Okay. And then just kind of one last quick one for me and kind of delving into the Delaware a little bit more. I don't think there was any completions on legacy Primex assets this quarter, but can you remind us kind of when that first batch of Calendrilled and completed wells will come online and kind of anything so far you continue to see from those those wells on those assets?

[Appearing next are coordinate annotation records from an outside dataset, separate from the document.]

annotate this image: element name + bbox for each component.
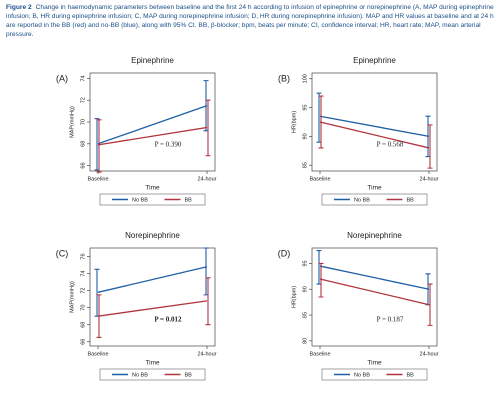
series-line xyxy=(97,126,208,146)
y-tick-label: 68 xyxy=(80,141,86,147)
y-tick-label: 95 xyxy=(302,260,308,266)
legend-label: BB xyxy=(407,197,415,203)
y-tick-label: 95 xyxy=(302,105,308,111)
series-line xyxy=(319,121,430,149)
plot-frame xyxy=(89,72,216,172)
error-bar xyxy=(205,277,211,326)
x-tick-label: Baseline xyxy=(87,351,108,357)
x-tick-label: 24-hour xyxy=(420,176,439,182)
caption: Figure 2 Change in haemodynamic parameter… xyxy=(6,3,494,39)
x-tick-label: 24-hour xyxy=(198,351,217,357)
plot-frame xyxy=(311,247,438,347)
series-line xyxy=(97,266,208,293)
x-tick-label: Baseline xyxy=(309,176,330,182)
plot-frame xyxy=(89,247,216,347)
y-tick-label: 74 xyxy=(80,75,86,81)
y-axis-label: HR(bpm) xyxy=(291,286,297,308)
y-tick-label: 100 xyxy=(302,74,308,83)
x-axis-label: Time xyxy=(145,185,160,192)
error-bar xyxy=(205,99,211,157)
legend-label: BB xyxy=(407,372,415,378)
y-tick-label: 68 xyxy=(80,322,86,328)
error-bar xyxy=(96,294,102,339)
p-value: P = 0.012 xyxy=(154,316,182,324)
panel-label: (B) xyxy=(278,73,290,83)
y-tick-label: 74 xyxy=(80,271,86,277)
x-tick-label: Baseline xyxy=(87,176,108,182)
x-tick-label: 24-hour xyxy=(420,351,439,357)
legend-box xyxy=(321,368,428,381)
y-axis-label: MAP(mmHg) xyxy=(69,281,75,313)
y-tick-label: 70 xyxy=(80,119,86,125)
y-tick-label: 85 xyxy=(302,312,308,318)
y-tick-label: 66 xyxy=(80,162,86,168)
y-tick-label: 72 xyxy=(80,97,86,103)
y-tick-label: 90 xyxy=(302,133,308,139)
x-tick-label: Baseline xyxy=(309,351,330,357)
y-tick-label: 72 xyxy=(80,288,86,294)
x-tick-label: 24-hour xyxy=(198,176,217,182)
error-bar xyxy=(318,95,324,149)
series-line xyxy=(319,115,430,138)
y-tick-label: 90 xyxy=(302,286,308,292)
series-line xyxy=(97,105,208,145)
legend-label: No BB xyxy=(354,197,370,203)
legend-label: BB xyxy=(185,372,193,378)
p-value: P = 0.568 xyxy=(377,141,404,149)
chart-title: Epinephrine xyxy=(131,56,174,65)
caption-text: Change in haemodynamic parameters betwee… xyxy=(6,4,494,38)
series-line xyxy=(319,278,430,306)
panel-label: (A) xyxy=(56,73,68,83)
y-tick-label: 80 xyxy=(302,338,308,344)
legend-label: No BB xyxy=(132,197,148,203)
panel-label: (D) xyxy=(278,248,291,258)
legend-label: BB xyxy=(185,197,193,203)
y-tick-label: 85 xyxy=(302,162,308,168)
legend-box xyxy=(99,368,206,381)
y-axis-label: HR(bpm) xyxy=(291,111,297,133)
error-bar xyxy=(96,119,102,173)
legend-label: No BB xyxy=(354,372,370,378)
error-bar xyxy=(427,283,433,326)
charts: Epinephrine (A) MAP(mmHg) 66 68 70 72 74 Baselin… xyxy=(56,56,439,381)
panel-label: (C) xyxy=(56,248,69,258)
chart-title: Norepinephrine xyxy=(125,231,180,240)
y-tick-label: 66 xyxy=(80,339,86,345)
p-value: P = 0.187 xyxy=(377,316,404,324)
p-value: P = 0.390 xyxy=(155,141,182,149)
y-tick-label: 70 xyxy=(80,305,86,311)
caption-label: Figure 2 xyxy=(6,4,32,11)
chart-title: Epinephrine xyxy=(353,56,396,65)
error-bar xyxy=(318,262,324,298)
legend-label: No BB xyxy=(132,372,148,378)
y-axis-label: MAP(mmHg) xyxy=(69,106,75,138)
chart-title: Norepinephrine xyxy=(347,231,402,240)
x-axis-label: Time xyxy=(145,360,160,367)
series-line xyxy=(97,300,208,317)
legend-box xyxy=(321,193,428,206)
y-tick-label: 76 xyxy=(80,253,86,259)
plot-frame xyxy=(311,72,438,172)
x-axis-label: Time xyxy=(367,185,382,192)
legend-box xyxy=(99,193,206,206)
x-axis-label: Time xyxy=(367,360,382,367)
series-line xyxy=(319,265,430,290)
error-bar xyxy=(427,124,433,169)
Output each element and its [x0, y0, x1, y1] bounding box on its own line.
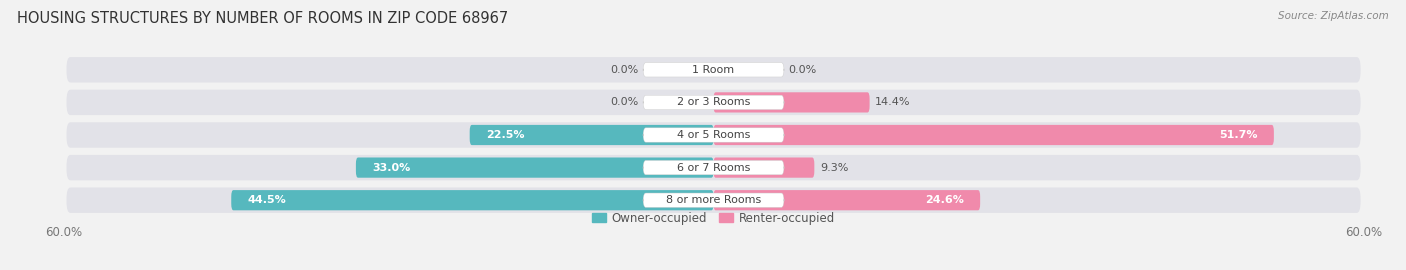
FancyBboxPatch shape: [470, 125, 713, 145]
FancyBboxPatch shape: [66, 122, 1361, 148]
FancyBboxPatch shape: [356, 157, 713, 178]
Text: Source: ZipAtlas.com: Source: ZipAtlas.com: [1278, 11, 1389, 21]
Text: 22.5%: 22.5%: [486, 130, 524, 140]
Text: 14.4%: 14.4%: [875, 97, 911, 107]
Text: 6 or 7 Rooms: 6 or 7 Rooms: [676, 163, 751, 173]
FancyBboxPatch shape: [66, 187, 1361, 213]
Text: 44.5%: 44.5%: [247, 195, 287, 205]
Text: 4 or 5 Rooms: 4 or 5 Rooms: [676, 130, 751, 140]
FancyBboxPatch shape: [643, 63, 785, 77]
Text: 9.3%: 9.3%: [820, 163, 848, 173]
FancyBboxPatch shape: [643, 160, 785, 175]
Text: 24.6%: 24.6%: [925, 195, 965, 205]
FancyBboxPatch shape: [66, 90, 1361, 115]
Text: 0.0%: 0.0%: [789, 65, 817, 75]
FancyBboxPatch shape: [713, 125, 1274, 145]
Text: 8 or more Rooms: 8 or more Rooms: [666, 195, 761, 205]
FancyBboxPatch shape: [643, 193, 785, 207]
Text: 0.0%: 0.0%: [610, 97, 638, 107]
FancyBboxPatch shape: [66, 57, 1361, 83]
FancyBboxPatch shape: [231, 190, 713, 210]
FancyBboxPatch shape: [643, 95, 785, 110]
Text: 0.0%: 0.0%: [610, 65, 638, 75]
Text: HOUSING STRUCTURES BY NUMBER OF ROOMS IN ZIP CODE 68967: HOUSING STRUCTURES BY NUMBER OF ROOMS IN…: [17, 11, 508, 26]
Text: 2 or 3 Rooms: 2 or 3 Rooms: [676, 97, 751, 107]
Text: 1 Room: 1 Room: [693, 65, 734, 75]
FancyBboxPatch shape: [66, 155, 1361, 180]
Text: 51.7%: 51.7%: [1219, 130, 1257, 140]
FancyBboxPatch shape: [713, 190, 980, 210]
Text: 33.0%: 33.0%: [373, 163, 411, 173]
FancyBboxPatch shape: [713, 157, 814, 178]
FancyBboxPatch shape: [713, 92, 869, 113]
FancyBboxPatch shape: [643, 128, 785, 142]
Legend: Owner-occupied, Renter-occupied: Owner-occupied, Renter-occupied: [586, 207, 841, 229]
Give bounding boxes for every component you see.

Sure, we've got a handful of wells that came online earlier and they're probably 150 days in. The Kesey-Campbell wells are the ones that stick out at the forefront and that's a combined 11 well system and And they're performing tremendously. We've hit two different benches in there, so kind of the traditional Wolf Camp A, Wolf Camp Bs. Very appropriate well spacing. We built predictive models based on our subsurface analysis, both from a geologic perspective, from the fluid systems that we have in place, and then, of course, all the petrophysical properties that roll in. And our predictive models have been outperformed by about 5 or 10% so far year to date. And again, these aren't wells that are 30 days old. They're in the 150-day range. We're continuing to do a lot of work out in the Delaware Basin South. And as I mentioned before, I think in the first quarter, I'm very excited about this acquisition. The rock quality is terrific. The prior operator did a great job in getting this asset up and running. and we anticipate continued terrific performance going forward.
Got it. Good to hear. I appreciate the time. Thanks. And ladies and gentlemen, a quick reminder, questions or comments, simply press star 1. We go next now to Fernando Zavala at Pickering Partners.
Hi, guys. Good morning. My question is around the Eagleford activity. I'd assume that you're looking to add back an Eagleford rig next year, and if so, How confident are you in the ability to get the rig you need? And how do you think about managing the longer planning cycles to keep activity levels consistent?
Sure, those are great questions. And yes, you're 100% correct. We will be bringing an Eagleford rig back in. We're literally getting ready to lay that rig down at TD, the last well on the pad. And so we'll be dropping that. We'll be picking up another rig ostensibly on the January 1st timeframe. And we'll be able to go and get the majority of year of drilling in 2023 done. The nice thing about what Callen has done in the past and continues to do is we have long-term relationships with all of our vendors. And even if it's a new vendor for us, we establish those well in advance. We put a drilling and completion program together, and we stay very consistent and committed. And Joe had mentioned this about some of the items that he discussed earlier. This allows us to have a very strong planning relationship with everything from pipe to our completion crews, to our sand delivery, our chemical programs. And it's very much appreciated from the vendor community and our partners So while there's always opportunities to have long-term discussions with new partners, we've been very satisfied with the folks that we have. And so we anticipate being able to move from our five-rig program back up to a seven-rig program and have the right pressure pumping services and rigs.
Got it. Thanks. That's all for me. Thanks for that. And gentlemen, it appears we have no further questions this morning.
Mr. Gatto, I'll hand things back to you for any closing comments.
Thanks, Beau. Appreciate everyone who joined the call today. In the interest, obviously, any follow-up questions, please reach out to Kevin and we'll get those answered. Otherwise, we'll look forward to talking again after the third quarter. Thanks.
Thank you. And again, ladies and gentlemen, I will conclude this morning's Cal and Petroleum second quarter 2022 earnings conference calls. Thank you all so much for joining us and wish you all a great day. Goodbye.